Estou fora do Facebook

Costumo dizer que “de graça, não escrevo nem obscenidades em porta de mictório público”. Afinal, até Shakespeare escrevia por dinheiro. Não que me compare ao bardo, mas acredito em seu modelo econômico. Esta coluna, por exemplo, está sendo paga – e muito bem paga – pelo departamento financeiro da Brasileiros. Do contrário, eu estaria passando meu tempo na procura de carros clássicos e exóticos, nos classificados da internet. Atividade, aliás, que é minha verdadeira vocação. Não tenho grandes gastos com isso, uma vez que nem sonho em comprar os veículos que descubro. Por mais que esta publicação me recompense, hoje em dia não dá para arrebatar “Clássicos & Exóticos” de qualquer espécie, com salário de jornalista.

É claro que não sou radical: já escrevi a troco de nada para publicações de amigos. A intenção era dar uma força na empreitada de malucos que arriscam o próprio dinheiro em tentativas de criação de veículos de imprensa. Mas, caso essa colaboração ameaçasse ganhar caráter constante, eu mandava a conta. Uma ajuda, quando envereda pela assiduidade, vira trabalho que merece remuneração. Aí, são outros 500, ou 250, ou 100, ou quanto der para arrancar.
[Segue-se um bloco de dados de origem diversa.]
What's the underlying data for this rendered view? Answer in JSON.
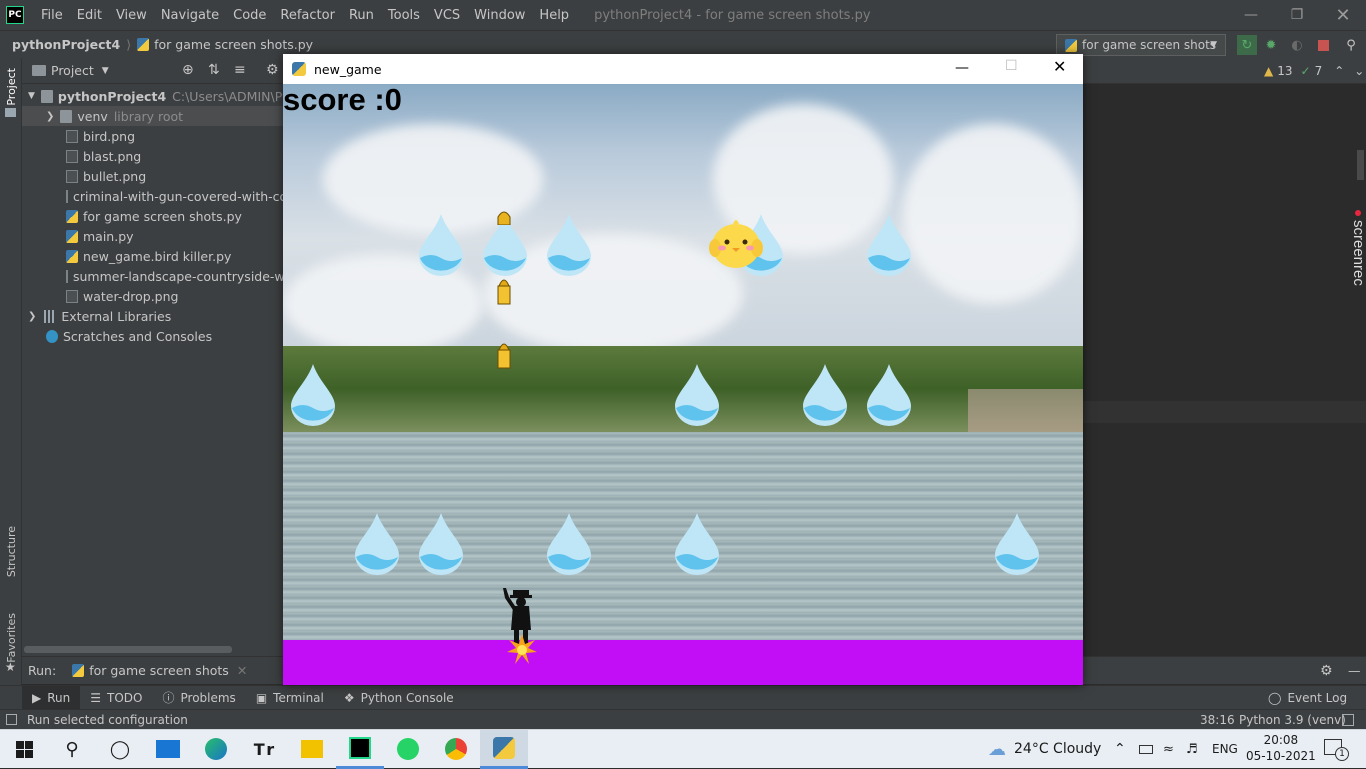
{
  "ide": {
    "logo": "PC",
    "menu": [
      "File",
      "Edit",
      "View",
      "Navigate",
      "Code",
      "Refactor",
      "Run",
      "Tools",
      "VCS",
      "Window",
      "Help"
    ],
    "window_title": "pythonProject4 - for game screen shots.py",
    "breadcrumb_project": "pythonProject4",
    "breadcrumb_file": "for game screen shots.py",
    "run_config": "for game screen shots",
    "inspections": {
      "warnings": "13",
      "ok": "7"
    }
  },
  "left_stripe": {
    "project": "Project",
    "structure": "Structure",
    "favorites": "Favorites"
  },
  "right_stripe": {
    "screenrec": "screenrec"
  },
  "project_panel": {
    "header": "Project",
    "root_name": "pythonProject4",
    "root_path": "C:\\Users\\ADMIN\\Pycha",
    "venv": "venv",
    "venv_tag": "library root",
    "files": [
      {
        "name": "bird.png",
        "icon": "image-file-icon"
      },
      {
        "name": "blast.png",
        "icon": "image-file-icon"
      },
      {
        "name": "bullet.png",
        "icon": "image-file-icon"
      },
      {
        "name": "criminal-with-gun-covered-with-coat",
        "icon": "image-file-icon"
      },
      {
        "name": "for game screen shots.py",
        "icon": "python-file-icon"
      },
      {
        "name": "main.py",
        "icon": "python-file-icon"
      },
      {
        "name": "new_game.bird killer.py",
        "icon": "python-file-icon"
      },
      {
        "name": "summer-landscape-countryside-with-",
        "icon": "image-file-icon"
      },
      {
        "name": "water-drop.png",
        "icon": "image-file-icon"
      }
    ],
    "external_libraries": "External Libraries",
    "scratches": "Scratches and Consoles"
  },
  "run_bar": {
    "label": "Run:",
    "tab": "for game screen shots"
  },
  "bottom_tabs": [
    "Run",
    "TODO",
    "Problems",
    "Terminal",
    "Python Console"
  ],
  "event_log": "Event Log",
  "status": {
    "message": "Run selected configuration",
    "position": "38:16",
    "interpreter": "Python 3.9 (venv)"
  },
  "game": {
    "window_title": "new_game",
    "score_text": "score :0",
    "ground_color": "#c20ef7"
  },
  "taskbar": {
    "weather": "24°C  Cloudy",
    "lang": "ENG",
    "time": "20:08",
    "date": "05-10-2021",
    "notification_count": "1"
  }
}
Essa ladainha acima deve servir de explicação para todos aqueles que me enchem o patuá recomendando minha entrada no Facebook. Àqueles que dizem: “O Facebook é uma ótima ferramenta”. Para mim, “ferramenta” é martelo, alicate e chave de fenda. Não vou ficar dando detalhes de minha vida para gente que não conheço, ou para amigos com quem mantenho correspondência ou conversas telefônicas. Note-se a inocuidade dos chamados “perfis” contidos nas páginas de indivíduos. A que me serviriam? As pessoas que me conhecem já sabem do meu currículo. Já aqueles aos quais não tive o prazer de ser apresentado, serão informados de minha ficha pregressa quando nos encararmos no mundo real.

Além disso, o que eu diria em minha página? Que tem um Porsche 914, ano 1975, com motor 2.0 e sem muita ferrugem, em Tucson, no Arizona? Ou que é impossível encontrar um Barracuda 1973 em bom estado, por menos de US$ 40 mil? Por que cargas d’água esses meus conhecimentos, duramente conquistados, deveriam ser repartidos gratuitamente?
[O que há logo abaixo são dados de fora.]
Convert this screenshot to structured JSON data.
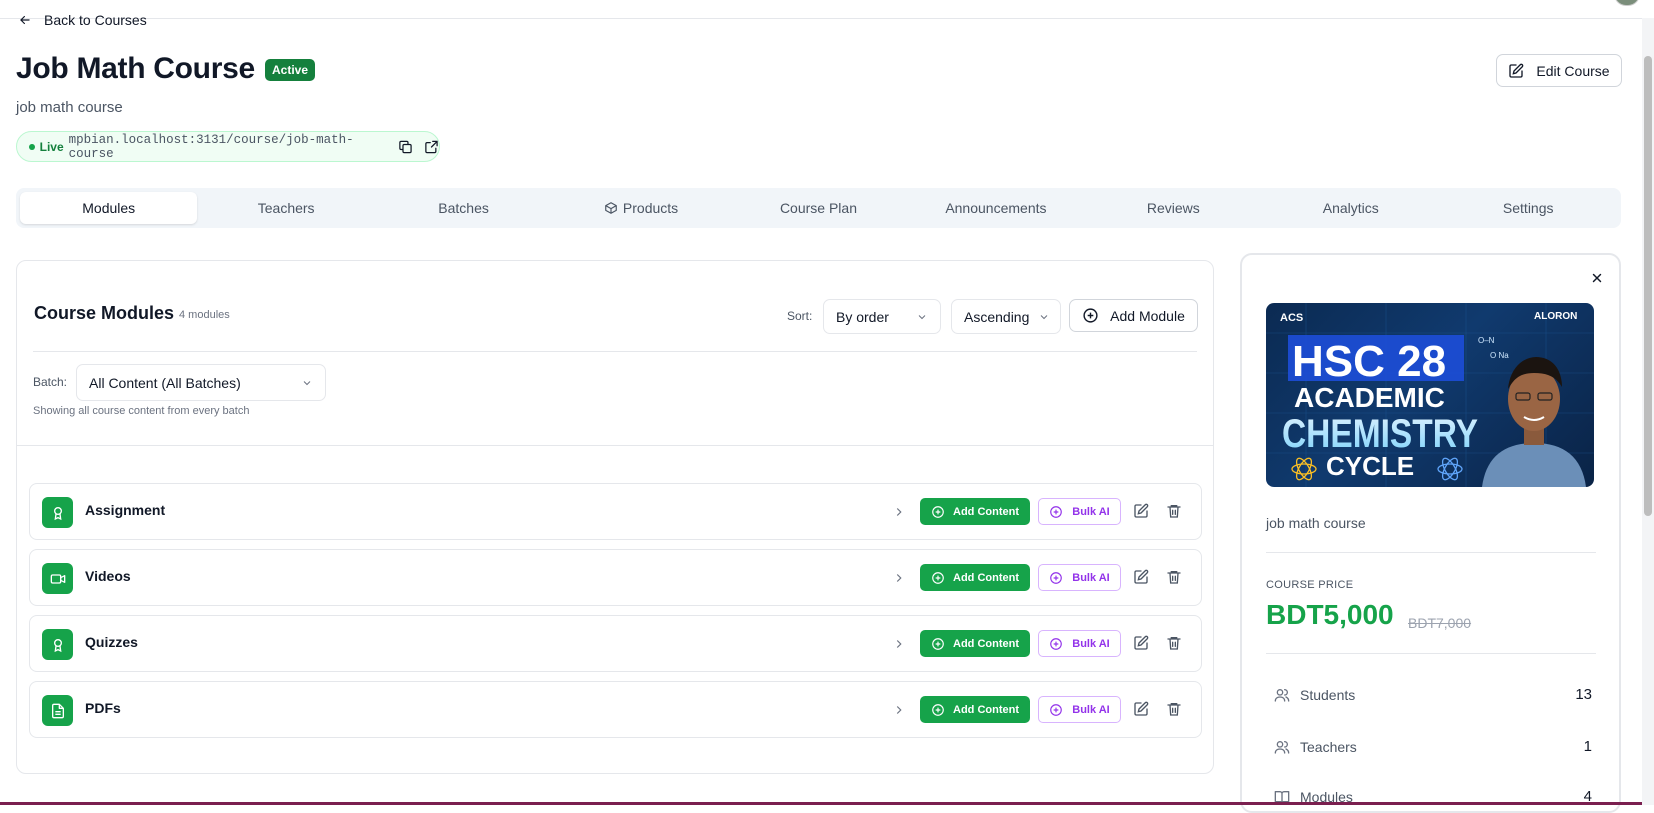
{
  "nav": {
    "back_label": "Back to Courses"
  },
  "course": {
    "title": "Job Math Course",
    "status": "Active",
    "description": "job math course",
    "live_label": "Live",
    "live_url": "mpbian.localhost:3131/course/job-math-course",
    "edit_label": "Edit Course"
  },
  "tabs": [
    {
      "label": "Modules",
      "active": true
    },
    {
      "label": "Teachers"
    },
    {
      "label": "Batches"
    },
    {
      "label": "Products",
      "icon": "box-icon"
    },
    {
      "label": "Course Plan"
    },
    {
      "label": "Announcements"
    },
    {
      "label": "Reviews"
    },
    {
      "label": "Analytics"
    },
    {
      "label": "Settings"
    }
  ],
  "modules_panel": {
    "title": "Course Modules",
    "count": "4 modules",
    "sort_label": "Sort:",
    "sort_by": "By order",
    "sort_dir": "Ascending",
    "add_module_label": "Add Module",
    "batch_label": "Batch:",
    "batch_value": "All Content (All Batches)",
    "batch_note": "Showing all course content from every batch",
    "add_content_label": "Add Content",
    "bulk_ai_label": "Bulk AI",
    "modules": [
      {
        "name": "Assignment",
        "icon": "award-icon"
      },
      {
        "name": "Videos",
        "icon": "video-icon"
      },
      {
        "name": "Quizzes",
        "icon": "award-icon"
      },
      {
        "name": "PDFs",
        "icon": "file-text-icon"
      }
    ]
  },
  "sidebar": {
    "thumb": {
      "brand_left": "ACS",
      "brand_right": "ALORON",
      "line1": "HSC 28",
      "line2": "ACADEMIC",
      "line3": "CHEMISTRY",
      "line4": "CYCLE",
      "formula1": "O–N",
      "formula2": "O Na"
    },
    "description": "job math course",
    "price_label": "COURSE PRICE",
    "price": "BDT5,000",
    "old_price": "BDT7,000",
    "stats": [
      {
        "label": "Students",
        "value": "13"
      },
      {
        "label": "Teachers",
        "value": "1"
      },
      {
        "label": "Modules",
        "value": "4"
      }
    ]
  },
  "colors": {
    "accent": "#16a34a",
    "active_badge": "#15803d",
    "bulk_ai": "#9333ea"
  }
}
“Ah! Mas na era da internet, a informação tem de ser livre”, dirão asnos de diversas colorações. Trata-se de uma confusão criada propositadamante por gente que não quer pagar pelo trabalho alheio. A palavra free, em inglês, tanto pode significar “livre” como “gratuito”. Originalmente, o free da informação tinha o sentido de “sem censura”- conceito esse que já vimos ruir em vários países, como a China e mesmo o Brasil. Não era para evocar gratuidade. Atente-se para o detalhe de que a conexão da rede não é de graça, já que as pessoas pagam contas de luz e de acesso.
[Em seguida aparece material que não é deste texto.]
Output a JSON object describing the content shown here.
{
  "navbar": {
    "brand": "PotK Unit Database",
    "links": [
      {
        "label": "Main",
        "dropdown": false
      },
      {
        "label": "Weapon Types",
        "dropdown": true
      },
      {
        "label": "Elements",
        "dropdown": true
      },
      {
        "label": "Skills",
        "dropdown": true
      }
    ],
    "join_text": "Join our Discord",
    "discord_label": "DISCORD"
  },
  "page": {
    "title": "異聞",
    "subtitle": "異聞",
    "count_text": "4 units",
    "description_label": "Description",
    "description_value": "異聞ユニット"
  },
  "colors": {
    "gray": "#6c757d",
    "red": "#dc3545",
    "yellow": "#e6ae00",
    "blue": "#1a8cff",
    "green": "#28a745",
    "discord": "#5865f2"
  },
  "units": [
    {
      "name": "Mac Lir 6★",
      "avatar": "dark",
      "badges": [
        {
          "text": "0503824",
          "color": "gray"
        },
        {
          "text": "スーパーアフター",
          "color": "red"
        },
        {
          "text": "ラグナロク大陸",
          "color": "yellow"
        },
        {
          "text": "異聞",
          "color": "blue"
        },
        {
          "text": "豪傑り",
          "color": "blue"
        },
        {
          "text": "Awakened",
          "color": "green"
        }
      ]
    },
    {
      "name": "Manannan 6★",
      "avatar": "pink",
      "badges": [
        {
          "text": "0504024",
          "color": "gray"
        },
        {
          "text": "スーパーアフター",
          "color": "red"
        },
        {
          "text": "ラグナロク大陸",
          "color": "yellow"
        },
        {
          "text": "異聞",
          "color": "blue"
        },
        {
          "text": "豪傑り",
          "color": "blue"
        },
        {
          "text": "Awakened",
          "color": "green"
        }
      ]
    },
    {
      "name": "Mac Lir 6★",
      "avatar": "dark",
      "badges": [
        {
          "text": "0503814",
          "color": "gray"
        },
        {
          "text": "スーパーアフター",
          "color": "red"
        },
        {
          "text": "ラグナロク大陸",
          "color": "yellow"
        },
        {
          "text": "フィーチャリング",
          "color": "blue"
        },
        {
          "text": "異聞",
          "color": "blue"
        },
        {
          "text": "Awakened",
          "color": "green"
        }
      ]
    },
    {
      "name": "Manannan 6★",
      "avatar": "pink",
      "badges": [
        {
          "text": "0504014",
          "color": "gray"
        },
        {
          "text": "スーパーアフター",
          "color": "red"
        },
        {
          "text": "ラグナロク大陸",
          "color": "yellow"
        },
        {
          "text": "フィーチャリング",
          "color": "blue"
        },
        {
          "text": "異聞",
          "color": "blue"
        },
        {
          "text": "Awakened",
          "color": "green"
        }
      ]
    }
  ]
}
Vão dizer que a filiação e as atividades do Facebook são gratuitas. Estão errados. Leiam (de graça) a matéria de Daniel Lyons na revista Newsweek (www.newsweek.com/id/238371). Sob o título “Who Need Friends Like Facebook” (Quem Precisa de Amigos como o Facebook), ele destrincha o modus operandi da empresa. Trata-se de um tremendo conto do vigário, em que a privacidade das pessoas é mandada às favas. A empresa vende seus dados pessoais – que mentirosamente diz manter sigilosos – para anunciantes que pagam fortunas para saber que tipo de pasta de dentes, calcinha, relógio, carro, e outros bens de consumo, você prefere. E Daniel dá tiro certeiro ao dizer: “Você não é um freguês do Facebook, você é inventario”.

Tem gente que não se importa em ter sua privacidade exposta à curiosidade de empresas. Parece haver uma busca desenfreada por reconhecimento, pela saída do anonimato. Talvez seja por isso que escrevem gratuitamente. (O que me leva a sempre perguntar: “De que vive essa gente? Como fazem para ganhar dinheiro ?”). Entenda-se que a turma de blogueiros, por exemplo, deve sua existência à grana preta que as empresas da imprensa pagam para colher informações. Segundo o instituto americano de pesquisas Pew Research Center: “99% das redes sociais, dos blogs ao Twitter, são dependentes do material produzido pelas mídias tradicionais, como jornais e emissoras de televisão”, como publicou a Folha de S.Paulo, em 25 de maio.

Ou seja: uma relação parasitária que, no entanto, não caracteriza “jornalismo”, já que essa atividade é resultado, fundamentalmente, de reportagens. O resto é palpite. Como, aliás, esta coluna.